Waldmeer-Regatta
Waldmeer-Regatta
Seit einigen Jahren kreist wieder der Wanderfalke (Falco peregrinus) über den Gipfeln des Bayerwaldes
Blick über das Waldmeer vom Großen Falkenstein
Die Hochlagen des Bayerischen Waldes im Grenzgebirge zwischen Bayern und Böhmen bilden die größte zusammenhängende Waldfläche Mitteleuropas. Der grenzübergreifende Nationalpark Bayerischer Wald / Narodni Parc Sumava verfolgt ein Schutzkonzept, das die natürliche Dynamik der Natur in den Mittelpunkt stellt und auf regulierende Einflüsse des Menschen weitgehend verzichtet.
Unter dem Motto "Natur Natur sein lassen" soll neue Wildnis im Nationalparkgebiet entstehen: ein viel diskutierter, langwieriger Prozess, der weit über die Spanne eines Menschenlebens hinausreicht und seit drei Jahrzehnten zum Disput zwischen Nationalpark-Befürwortern und Gegnern beiträgt.

Es ist für die Einheimischen nicht selbstverständlich, den Wald auf einmal nicht mehr zu nutzen, nachdem man zuvor über Jahrhunderte eine nachhaltige Waldwirtschaft betrieben hat.

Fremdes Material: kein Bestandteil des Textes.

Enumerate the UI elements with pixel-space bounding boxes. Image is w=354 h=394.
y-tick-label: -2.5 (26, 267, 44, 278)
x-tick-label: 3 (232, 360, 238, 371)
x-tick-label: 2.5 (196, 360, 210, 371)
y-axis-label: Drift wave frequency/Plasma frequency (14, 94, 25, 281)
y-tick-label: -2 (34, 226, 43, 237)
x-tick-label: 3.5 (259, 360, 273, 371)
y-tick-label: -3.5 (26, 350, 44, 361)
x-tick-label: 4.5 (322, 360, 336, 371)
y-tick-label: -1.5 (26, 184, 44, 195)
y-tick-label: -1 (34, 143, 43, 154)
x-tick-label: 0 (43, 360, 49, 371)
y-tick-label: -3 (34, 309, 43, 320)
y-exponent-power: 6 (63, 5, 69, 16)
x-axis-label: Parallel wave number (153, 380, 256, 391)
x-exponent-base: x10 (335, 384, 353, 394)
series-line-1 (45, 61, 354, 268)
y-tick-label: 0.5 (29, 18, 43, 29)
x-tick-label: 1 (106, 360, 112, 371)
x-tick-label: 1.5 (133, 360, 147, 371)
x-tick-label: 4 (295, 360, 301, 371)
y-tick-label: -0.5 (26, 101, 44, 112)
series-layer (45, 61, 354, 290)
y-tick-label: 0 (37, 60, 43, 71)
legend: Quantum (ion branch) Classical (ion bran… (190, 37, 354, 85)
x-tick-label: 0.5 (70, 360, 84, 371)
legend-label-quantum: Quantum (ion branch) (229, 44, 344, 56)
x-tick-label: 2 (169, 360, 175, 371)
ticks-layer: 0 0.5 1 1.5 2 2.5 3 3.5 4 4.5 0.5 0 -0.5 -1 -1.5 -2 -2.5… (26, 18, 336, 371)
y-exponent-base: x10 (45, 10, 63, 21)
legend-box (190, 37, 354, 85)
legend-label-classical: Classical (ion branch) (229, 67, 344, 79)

Ebenso wenig kann man störungsempfindliche Tierarten wie das Auerhuhn, den Wanderfalken oder den Schwarzstorch erhalten, ohne konsequente Naturschutzarbeit zu leisten und Verhaltensspielregeln zu beachten.

Insofern ist das "Unternehmen Wildnis" im Bayerischen Wald eine echte Geduldsprobe und eine Kulturaufgabe erster Güte, die von beiden Seiten - Befürwortern wie Gegnern - die Bereitschaft zum Dialog und zur Zusammenarbeit einfordert ... !
Massiver Borkenkäferbefall hat zu einem großflächigen Absterben des bestehenden Bergfichtenwaldes geführt ...
Der Dreizehenspecht (Picoides tridactylus) profitiert zur Zeit vom hohen Totholzanteil. Doch für viele andere Arten ging wertvoller Bergwaldlebensraum auf großer Fläche verloren ...
... bietet die restliche Fläche des Nationalparks genügend Ausweichbiotope ?
Wandert man in den Hochlagen zwischen Lusen und Rachel, so begreift man erst, wie großflächig die vom Borkenkäfer zerstörten Flächen sind - und dass damit schlagartig ein weitläufiges Stück intakter Bergwaldlebensraum verloren ging. Was im Lauf der nächsten Jahre und Jahrzehnte wieder entsteht, werden wir sehen. Momentan fühlt man sich eher wie in einer Savannenlandschaft. Ein weites Gräsermeer folgt nach dem Waldmeer.
Dass man in den Rachelhochlagen aber kaum mehr Wasser, Bäche oder wenigstens kleine Rinnsale findet, gibt einem zu denken: mit dem Verschwinden der Baumkronen wurde offensichtlich die ganze Klimakette des Waldes unterbrochen. Man kann nur hoffen, dass die Natur eine Lösung findet und sich dieses Ökosystem langsam wieder regenerieren wird ...
Roter Fingerhut:
eine Charakterpflanze des Bayerischen Waldes
Wieso hat v.a. die ältere Generation solche Probleme
mit dem Nationalpark und den Borkenkäferflächen ?
Wenn man früher auf einen Bayerwaldberg ging und vom Gipfel in die Landschaft blickte, befand man sich inmitten eines Waldmeeres. Sanfte Wogen aus saftig grünen, lückenlos bewaldeten Bergen erschienen vor dem Auge des Wanderers. Dieser Moment war wie eine "Meditationseinheit des Waidlers".
Diesen Eindruck findet er heute nur mehr an wenigen Stellen so ungestört vor ... und es tut eben im Herzen weh, wenn man ein altbekanntes Stück Heimat verliert. Das sind Emotionen, gegen die keine naturwissenschaftliche Argumentation der Welt ankommt !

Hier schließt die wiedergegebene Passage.